A contribution for which no tax-deduction is allowed. The following are examples of contributions that can be deducted.
- Traditional IRA: An individual who is not an Active Participant, nor married to an active participant is eligible to take a full deduction for contributions to a Traditional IRA providing the contribution is within the statutory limit for the year. If the individual is an active participant, or married to someone who is , his/her eligibility to deduct a traditional IRA contribution is determined by his/her tax filing status and modified adjusted gross income (MAGI)
- SEP IRA: An employer may deduct up to 25% of compensation paid to eligible employees.
- SIMPLE IRA: An employer may deduct contributions made to to the SIMPLE, proving the contributions do not exceed statutory limits
- Profit Sharing plan: An employer may deduct up to 25% of compensation paid to eligible employees
- Money purchase pension plan: An employer may deduct the amount required to be contributed to the plan, as indicated in the Adoption Agreement. This amount cannot be more than 25% of compensation paid to eligible employees
IRC § 404(c), IRC § 219(a) , IRC § 219 (b), IRC § 404(h)(1)(C)
Additional Helpful Information
- Distributions of nondeductible contributions to IRAs are not subject to income tax or the early distribution penalty.
- For any year that an individual makes nondeductible contributions or rolls-over after-tax amounts to his/her traditional IRA, he/she should file IRS Form 8606.

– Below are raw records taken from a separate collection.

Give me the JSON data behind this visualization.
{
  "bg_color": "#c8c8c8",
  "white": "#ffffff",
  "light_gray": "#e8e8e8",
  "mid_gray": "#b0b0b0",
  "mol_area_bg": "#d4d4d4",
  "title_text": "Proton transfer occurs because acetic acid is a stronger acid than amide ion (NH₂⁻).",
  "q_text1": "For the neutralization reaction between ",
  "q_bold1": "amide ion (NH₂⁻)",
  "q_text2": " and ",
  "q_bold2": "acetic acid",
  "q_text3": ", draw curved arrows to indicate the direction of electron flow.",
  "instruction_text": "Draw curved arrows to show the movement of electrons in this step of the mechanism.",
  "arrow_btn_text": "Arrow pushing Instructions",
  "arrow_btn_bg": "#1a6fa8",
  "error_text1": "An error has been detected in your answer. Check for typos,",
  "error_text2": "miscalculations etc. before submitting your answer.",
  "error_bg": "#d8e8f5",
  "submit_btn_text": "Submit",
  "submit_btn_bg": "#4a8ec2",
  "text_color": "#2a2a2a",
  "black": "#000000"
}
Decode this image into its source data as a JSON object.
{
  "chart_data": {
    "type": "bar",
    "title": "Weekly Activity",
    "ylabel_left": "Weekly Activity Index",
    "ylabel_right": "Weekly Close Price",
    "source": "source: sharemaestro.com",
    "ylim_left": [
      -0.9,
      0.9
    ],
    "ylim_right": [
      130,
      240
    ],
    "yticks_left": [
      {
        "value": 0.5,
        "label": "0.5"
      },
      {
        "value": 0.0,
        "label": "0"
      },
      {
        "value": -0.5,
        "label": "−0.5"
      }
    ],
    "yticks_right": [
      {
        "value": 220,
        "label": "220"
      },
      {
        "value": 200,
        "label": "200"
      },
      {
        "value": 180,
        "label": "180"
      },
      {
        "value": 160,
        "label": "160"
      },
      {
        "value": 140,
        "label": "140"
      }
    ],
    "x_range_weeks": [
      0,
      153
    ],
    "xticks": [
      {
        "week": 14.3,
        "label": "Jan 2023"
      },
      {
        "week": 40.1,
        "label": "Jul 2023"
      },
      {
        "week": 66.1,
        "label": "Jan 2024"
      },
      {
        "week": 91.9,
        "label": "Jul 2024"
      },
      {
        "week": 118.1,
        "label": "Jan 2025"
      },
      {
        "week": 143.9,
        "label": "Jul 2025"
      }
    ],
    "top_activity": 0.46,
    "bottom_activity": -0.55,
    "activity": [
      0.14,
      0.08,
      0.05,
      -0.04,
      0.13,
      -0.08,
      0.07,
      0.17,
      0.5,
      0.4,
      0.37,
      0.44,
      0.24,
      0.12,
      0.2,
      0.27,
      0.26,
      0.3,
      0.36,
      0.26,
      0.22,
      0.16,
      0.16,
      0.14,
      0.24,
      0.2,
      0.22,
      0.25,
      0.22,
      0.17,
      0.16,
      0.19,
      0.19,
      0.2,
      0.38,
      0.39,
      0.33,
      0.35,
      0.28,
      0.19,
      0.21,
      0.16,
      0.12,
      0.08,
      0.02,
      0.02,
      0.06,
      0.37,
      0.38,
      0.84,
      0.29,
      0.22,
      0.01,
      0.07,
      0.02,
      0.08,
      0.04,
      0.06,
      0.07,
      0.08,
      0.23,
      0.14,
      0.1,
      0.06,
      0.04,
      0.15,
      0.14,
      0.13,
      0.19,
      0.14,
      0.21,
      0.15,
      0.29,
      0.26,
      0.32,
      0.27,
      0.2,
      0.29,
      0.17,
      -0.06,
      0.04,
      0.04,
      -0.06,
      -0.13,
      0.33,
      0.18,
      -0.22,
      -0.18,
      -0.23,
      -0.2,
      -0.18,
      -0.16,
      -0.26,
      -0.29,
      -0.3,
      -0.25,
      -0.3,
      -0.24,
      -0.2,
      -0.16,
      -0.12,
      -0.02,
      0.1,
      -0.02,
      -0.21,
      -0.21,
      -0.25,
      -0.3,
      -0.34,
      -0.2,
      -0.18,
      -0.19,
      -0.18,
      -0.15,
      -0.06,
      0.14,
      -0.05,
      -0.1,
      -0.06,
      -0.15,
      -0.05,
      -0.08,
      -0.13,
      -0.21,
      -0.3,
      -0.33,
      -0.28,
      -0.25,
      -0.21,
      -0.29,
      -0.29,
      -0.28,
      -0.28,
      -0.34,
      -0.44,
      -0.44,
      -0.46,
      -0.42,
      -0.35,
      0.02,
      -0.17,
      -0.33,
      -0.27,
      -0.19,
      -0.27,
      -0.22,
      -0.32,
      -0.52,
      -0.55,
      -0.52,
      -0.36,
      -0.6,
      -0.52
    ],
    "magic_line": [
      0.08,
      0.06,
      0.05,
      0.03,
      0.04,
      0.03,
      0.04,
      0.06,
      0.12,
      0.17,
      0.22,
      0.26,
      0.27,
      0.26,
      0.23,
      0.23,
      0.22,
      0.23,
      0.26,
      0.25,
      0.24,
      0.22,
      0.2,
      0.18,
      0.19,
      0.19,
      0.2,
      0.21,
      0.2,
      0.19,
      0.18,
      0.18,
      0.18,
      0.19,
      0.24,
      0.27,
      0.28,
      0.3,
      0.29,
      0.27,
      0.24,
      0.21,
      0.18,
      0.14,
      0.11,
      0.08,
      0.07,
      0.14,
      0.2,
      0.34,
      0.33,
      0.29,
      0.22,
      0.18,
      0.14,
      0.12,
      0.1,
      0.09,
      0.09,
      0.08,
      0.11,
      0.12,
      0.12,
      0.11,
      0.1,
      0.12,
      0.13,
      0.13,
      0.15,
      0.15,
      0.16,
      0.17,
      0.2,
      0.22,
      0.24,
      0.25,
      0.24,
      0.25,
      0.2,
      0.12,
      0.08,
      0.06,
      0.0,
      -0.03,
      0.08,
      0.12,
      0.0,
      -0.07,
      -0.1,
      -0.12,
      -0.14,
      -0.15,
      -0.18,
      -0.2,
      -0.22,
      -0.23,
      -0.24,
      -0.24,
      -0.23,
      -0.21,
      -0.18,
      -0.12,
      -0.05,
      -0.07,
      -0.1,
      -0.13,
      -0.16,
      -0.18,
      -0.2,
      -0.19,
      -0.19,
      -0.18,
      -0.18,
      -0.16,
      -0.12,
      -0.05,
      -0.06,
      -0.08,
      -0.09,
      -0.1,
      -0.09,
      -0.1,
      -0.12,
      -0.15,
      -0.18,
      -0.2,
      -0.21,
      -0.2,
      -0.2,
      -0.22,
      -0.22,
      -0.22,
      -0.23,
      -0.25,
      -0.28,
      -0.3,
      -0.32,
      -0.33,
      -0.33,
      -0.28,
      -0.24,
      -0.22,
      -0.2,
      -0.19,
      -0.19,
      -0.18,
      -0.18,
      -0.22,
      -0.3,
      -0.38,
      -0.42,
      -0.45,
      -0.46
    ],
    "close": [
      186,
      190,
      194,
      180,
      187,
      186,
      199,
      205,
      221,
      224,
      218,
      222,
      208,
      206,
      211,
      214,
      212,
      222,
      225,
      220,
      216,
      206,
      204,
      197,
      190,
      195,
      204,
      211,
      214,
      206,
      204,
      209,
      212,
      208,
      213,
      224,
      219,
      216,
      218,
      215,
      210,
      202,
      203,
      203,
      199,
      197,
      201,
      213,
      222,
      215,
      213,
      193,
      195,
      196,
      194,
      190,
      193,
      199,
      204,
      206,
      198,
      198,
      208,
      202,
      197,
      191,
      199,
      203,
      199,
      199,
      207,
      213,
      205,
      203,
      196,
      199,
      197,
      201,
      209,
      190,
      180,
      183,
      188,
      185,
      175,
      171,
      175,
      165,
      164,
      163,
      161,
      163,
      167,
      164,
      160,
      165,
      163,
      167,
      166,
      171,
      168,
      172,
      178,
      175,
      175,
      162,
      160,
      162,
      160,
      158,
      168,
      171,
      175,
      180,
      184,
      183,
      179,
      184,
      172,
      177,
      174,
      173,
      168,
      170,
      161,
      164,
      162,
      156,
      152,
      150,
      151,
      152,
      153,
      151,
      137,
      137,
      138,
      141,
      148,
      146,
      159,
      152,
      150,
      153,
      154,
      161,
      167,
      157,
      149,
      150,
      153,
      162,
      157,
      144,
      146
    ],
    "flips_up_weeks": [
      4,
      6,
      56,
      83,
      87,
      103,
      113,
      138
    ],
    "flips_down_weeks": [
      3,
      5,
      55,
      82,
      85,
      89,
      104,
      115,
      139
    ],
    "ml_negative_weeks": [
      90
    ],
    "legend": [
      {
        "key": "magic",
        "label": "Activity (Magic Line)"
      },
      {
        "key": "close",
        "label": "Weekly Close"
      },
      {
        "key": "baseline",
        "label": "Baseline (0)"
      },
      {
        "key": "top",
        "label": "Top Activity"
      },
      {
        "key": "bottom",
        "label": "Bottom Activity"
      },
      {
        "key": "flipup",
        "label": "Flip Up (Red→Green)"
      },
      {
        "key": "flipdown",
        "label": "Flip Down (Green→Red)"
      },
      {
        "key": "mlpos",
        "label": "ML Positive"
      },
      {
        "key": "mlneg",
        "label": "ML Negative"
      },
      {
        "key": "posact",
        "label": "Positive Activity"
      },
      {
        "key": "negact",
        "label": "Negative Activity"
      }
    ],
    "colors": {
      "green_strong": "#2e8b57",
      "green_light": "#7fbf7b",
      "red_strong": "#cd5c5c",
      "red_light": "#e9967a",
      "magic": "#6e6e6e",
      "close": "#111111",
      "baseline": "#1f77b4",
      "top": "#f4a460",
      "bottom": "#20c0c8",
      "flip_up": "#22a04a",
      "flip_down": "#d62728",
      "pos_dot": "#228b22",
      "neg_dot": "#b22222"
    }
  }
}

- Form 8606 helps the individual to track the after tax/nondeductible amounts so that these amounts are not taxed when distributed from the traditional IRA.
- Form 8606 must also be filed for any distributions that occur , beginning the year the after-tax/nondeductible amount is credited to the traditional IRA, until all the basis is distributed , and must be filed for any year that an individual takes a distribution from any of his traditional IRA, SEP IRA or SIMPLE IRA, if that individual has basis in any of his traditional or SEP IRAs . This helps to determine the non-taxable portion of the distribution. Note: A SIMPLE IRA should not include any basis, as IRA contributions cannot be made to a SIMPLE and rollover (from a qualified plan, 403(b) or 457 plan ) –including after-tax or other amounts cannot occur in a SIMPLE IRA. Since these are the only two sources of after-tax ( nontaxable ) IRA balances, SIMPLE IRAs should not hold these amounts.